Y cuando esa pregunta entra en juego, todo cambia.
El mercado físico ya lo entendió antes que los analistas. Mientras los contratos financieros aún intentan proyectar estabilidad, las refinerías pagan primas exorbitantes por suministro inmediato. No compran petróleo. Compran certeza. Compran tiempo. Compran continuidad operativa. Esa divergencia entre el papel y la realidad es la señal más clara de que estamos ante una crisis estructural, no coyuntural.
Irán, por su parte, ha perfeccionado una estrategia más sofisticada que el cierre total. No necesita bloquear Ormuz permanentemente. Le basta con demostrar que puede hacerlo. La amenaza intermitente es más poderosa que el bloqueo absoluto. Genera incertidumbre, eleva costos, distorsiona decisiones y obliga a todos los actores a moverse bajo presión.
Eso es poder.
Las consecuencias ya se están redistribuyendo. Europa y Asia importadora enfrentan un dilema que no controlan: pagar más por energía en un entorno cada vez más incierto. Rusia, en cambio, capitaliza el alza de precios. Y Estados Unidos juega un doble tablero: contención militar y reconfiguración energética.

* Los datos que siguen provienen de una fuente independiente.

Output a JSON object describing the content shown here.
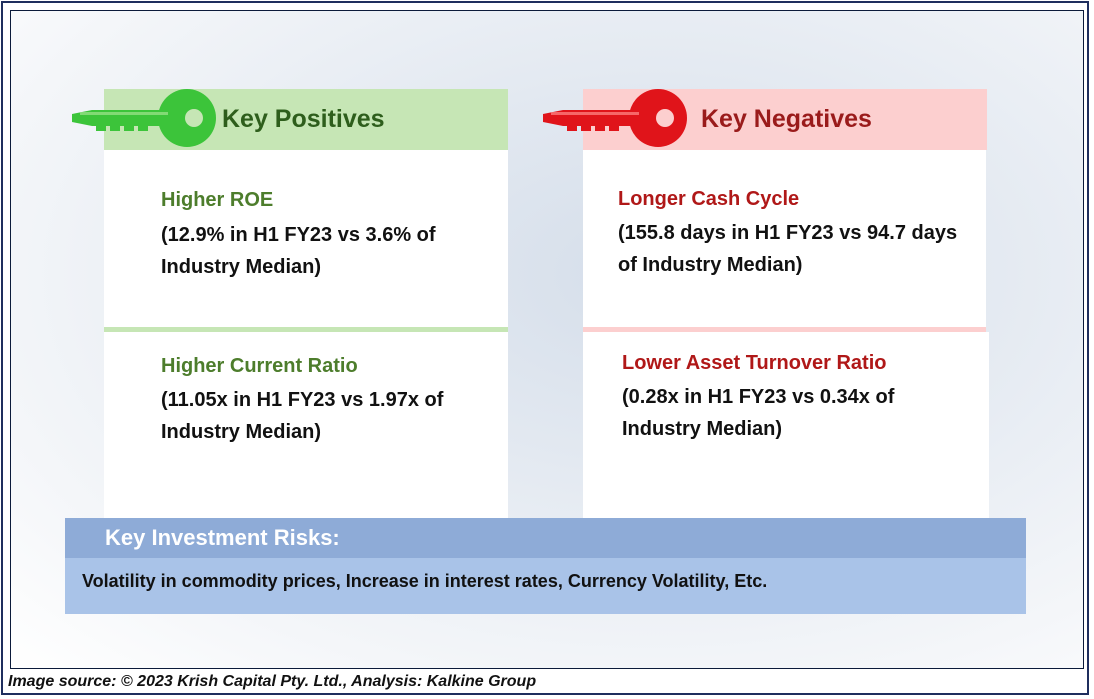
{
  "positives": {
    "heading": "Key Positives",
    "accent": "#3cc43a",
    "items": [
      {
        "title": "Higher ROE",
        "desc": "(12.9% in H1 FY23 vs 3.6% of Industry Median)"
      },
      {
        "title": "Higher Current Ratio",
        "desc": "(11.05x in H1 FY23 vs 1.97x of Industry Median)"
      }
    ]
  },
  "negatives": {
    "heading": "Key Negatives",
    "accent": "#e0141a",
    "items": [
      {
        "title": "Longer Cash Cycle",
        "desc": "(155.8 days in H1 FY23 vs 94.7 days of Industry Median)"
      },
      {
        "title": "Lower Asset Turnover Ratio",
        "desc": "(0.28x in H1 FY23 vs 0.34x of Industry Median)"
      }
    ]
  },
  "risks": {
    "heading": "Key Investment Risks:",
    "text": "Volatility in commodity prices, Increase in interest rates, Currency Volatility, Etc."
  },
  "source": "Image source: © 2023 Krish Capital Pty. Ltd., Analysis: Kalkine Group",
  "icons": {
    "positives": "green-key-icon",
    "negatives": "red-key-icon"
  }
}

Pero hay un actor que emerge de forma silenciosa, casi incómoda: Venezuela.
Durante años fue descartada como un gigante colapsado, incapaz de operar en el sistema global. Hoy, sin haber resuelto su crisis política, vuelve a ser útil. No legítima. No estable. Útil.
Y en el mundo de la energía, eso basta.
El reenganche con organismos financieros internacionales, el aumento de exportaciones, el regreso de actores como Chevron, Shell y Repsol, todo apunta a lo mismo: cuando el sistema necesita barriles, reordena sus prioridades. La transición política puede esperar. El suministro, no.
Aquí radica la paradoja central.
Venezuela reaparece en el tablero global no porque haya cambiado internamente, sino porque el mundo ha cambiado externamente. La escasez relativa, el riesgo logístico y la presión geopolítica convierten al país en un activo funcional dentro de un sistema que busca estabilizarse sin resolver sus contradicciones.
Es una reinserción por necesidad, no por mérito.
Mientras tanto, Occidente exhibe sus fracturas. La tensión entre Washington y sus aliados europeos revela que la seguridad energética ya no es un reflejo automático de la cohesión atlántica. La OTAN puede seguir siendo una estructura militar formidable, pero su capacidad de actuar como bloque en conflictos energéticos globales es cada vez más limitada.
El resultado no será un regreso a la normalidad. Será algo más incómodo: una estabilidad imperfecta.
Ormuz puede reabrir. Los precios pueden bajar. Pero el mercado ya aprendió la lección. La vulnerabilidad quedó expuesta. Y esa memoria —esa conciencia del riesgo— se quedará incrustada en cada contrato, en cada póliza de seguro, en cada decisión de inversión.
Eso es lo que realmente cambió.
El petróleo ha dejado de ser solo un reflejo de escasez. Ahora es un reflejo de temor. Y el temor, como enseña la historia, no desaparece cuando termina la crisis. Se queda. Se institucionaliza. Se convierte en sistema.
Ormuz no es solo un punto geográfico. Es el recordatorio de que la energía nunca dejó de ser un instrumento de poder.
Y en ese nuevo mapa, Venezuela no ha sido redimida. Ha sido reutilizada.